Le refus de renouvellement par le bailleur

À l’inverse, le bailleur peut refuser de renouveler le bail de son locataire. Dans ce cas, s’il ne dispose pas d’un motif de refus, il devra en assumer les conséquences financières, qui sont très lourdes. En effet, lorsque le locataire remplit les conditions pour avoir droit au renouvellement du bail, le bailleur doit, s’il refuse de lui accorder ce renouvellement, lui verser une indemnité d’éviction (cf. ci-contre).

En pratique, le propriétaire dispose d’un motif lui permettant de refuser de renouveler le bail sans avoir à verser d’indemnité d’éviction :

– s’il veut reprendre les locaux loués pour les démolir, les reconstruire ou les restaurer ;

– s’il veut reprendre les locaux d’habitation accessoires du local commercial pour les habiter lui-même ou y loger un membre de sa famille ;

– si l’immeuble est en instance de démolition pour cause d’insalubrité ou de vétusté ;

– pour un motif grave et légitime à l’encontre du locataire (par exemple, défaut de paiement du loyer).

12Une indemnité d’éviction en cas de refus de renouvellement sans motif !

En l’absence d’un motif prévu par la loi (cf. ci-contre), le refus de renouvellement du bail par le bailleur doit s’accompagner du versement d’une indemnité d’éviction.
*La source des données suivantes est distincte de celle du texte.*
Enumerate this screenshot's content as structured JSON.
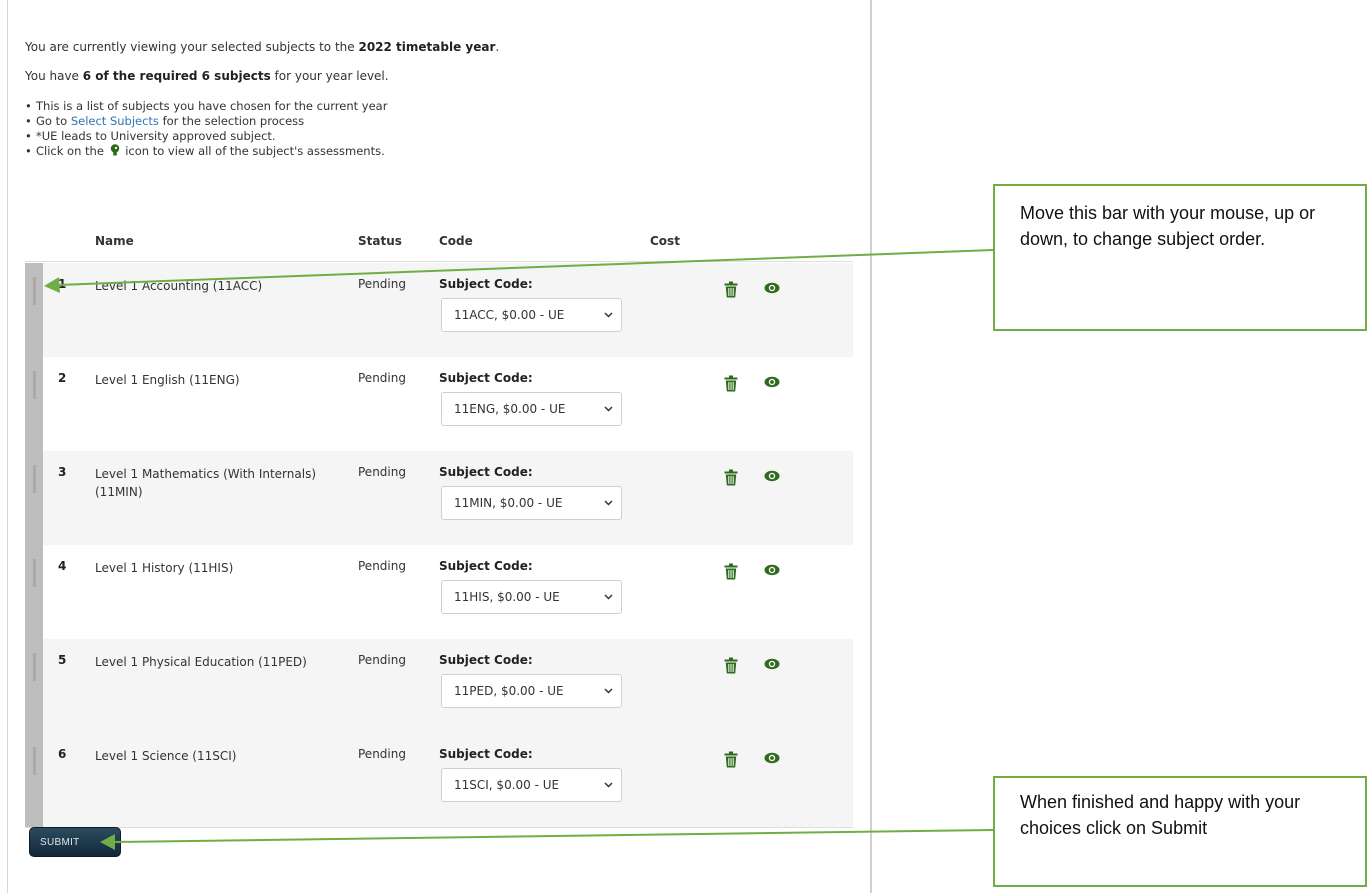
{
  "intro": {
    "line1_prefix": "You are currently viewing your selected subjects to the ",
    "line1_bold": "2022 timetable year",
    "line1_suffix": ".",
    "line2_prefix": "You have ",
    "line2_bold": "6 of the required 6 subjects",
    "line2_suffix": " for your year level."
  },
  "bullets": {
    "b1": "This is a list of subjects you have chosen for the current year",
    "b2_prefix": "Go to ",
    "b2_link": "Select Subjects",
    "b2_suffix": " for the selection process",
    "b3": "*UE leads to University approved subject.",
    "b4_prefix": "Click on the ",
    "b4_suffix": " icon to view all of the subject's assessments."
  },
  "table": {
    "headers": {
      "name": "Name",
      "status": "Status",
      "code": "Code",
      "cost": "Cost"
    },
    "code_label": "Subject Code:",
    "rows": [
      {
        "num": "1",
        "name": "Level 1 Accounting (11ACC)",
        "status": "Pending",
        "code_value": "11ACC, $0.00 - UE"
      },
      {
        "num": "2",
        "name": "Level 1 English (11ENG)",
        "status": "Pending",
        "code_value": "11ENG, $0.00 - UE"
      },
      {
        "num": "3",
        "name": "Level 1 Mathematics (With Internals) (11MIN)",
        "status": "Pending",
        "code_value": "11MIN, $0.00 - UE"
      },
      {
        "num": "4",
        "name": "Level 1 History (11HIS)",
        "status": "Pending",
        "code_value": "11HIS, $0.00 - UE"
      },
      {
        "num": "5",
        "name": "Level 1 Physical Education (11PED)",
        "status": "Pending",
        "code_value": "11PED, $0.00 - UE"
      },
      {
        "num": "6",
        "name": "Level 1 Science (11SCI)",
        "status": "Pending",
        "code_value": "11SCI, $0.00 - UE"
      }
    ]
  },
  "submit_label": "SUBMIT",
  "callouts": {
    "reorder": "Move this bar with your mouse, up or down, to change subject order.",
    "submit": "When finished and happy with your choices click on Submit"
  },
  "colors": {
    "icon_green": "#2f6b1e",
    "callout_border": "#70ad47",
    "link_blue": "#2f73b7",
    "submit_bg": "#1e3648"
  },
  "icons": {
    "delete": "trash-icon",
    "view": "eye-icon",
    "assessment": "head-icon"
  }
}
Celle-ci est destinée à réparer le préjudice subi par le locataire. Plus précisément, il s’agit d’une indemnité de remplacement représentant la valeur totale du fonds si celui-ci est perdu en raison du non renouvellement du bail, ou d’une indemnité de déplacement si le défaut de renouvellement n’entraîne pas la disparition du fonds mais oblige le commerçant à trouver un autre local. Dans le premier cas, elle est calculée en fonction de la valeur du fonds de commerce et des frais accessoires de déménagement, de réinstallation et des droits de mutation à payer pour un fonds de valeur identique. Dans le second cas, elle indemnise le locataire du préjudice résultant du déplacement du fonds de commerce.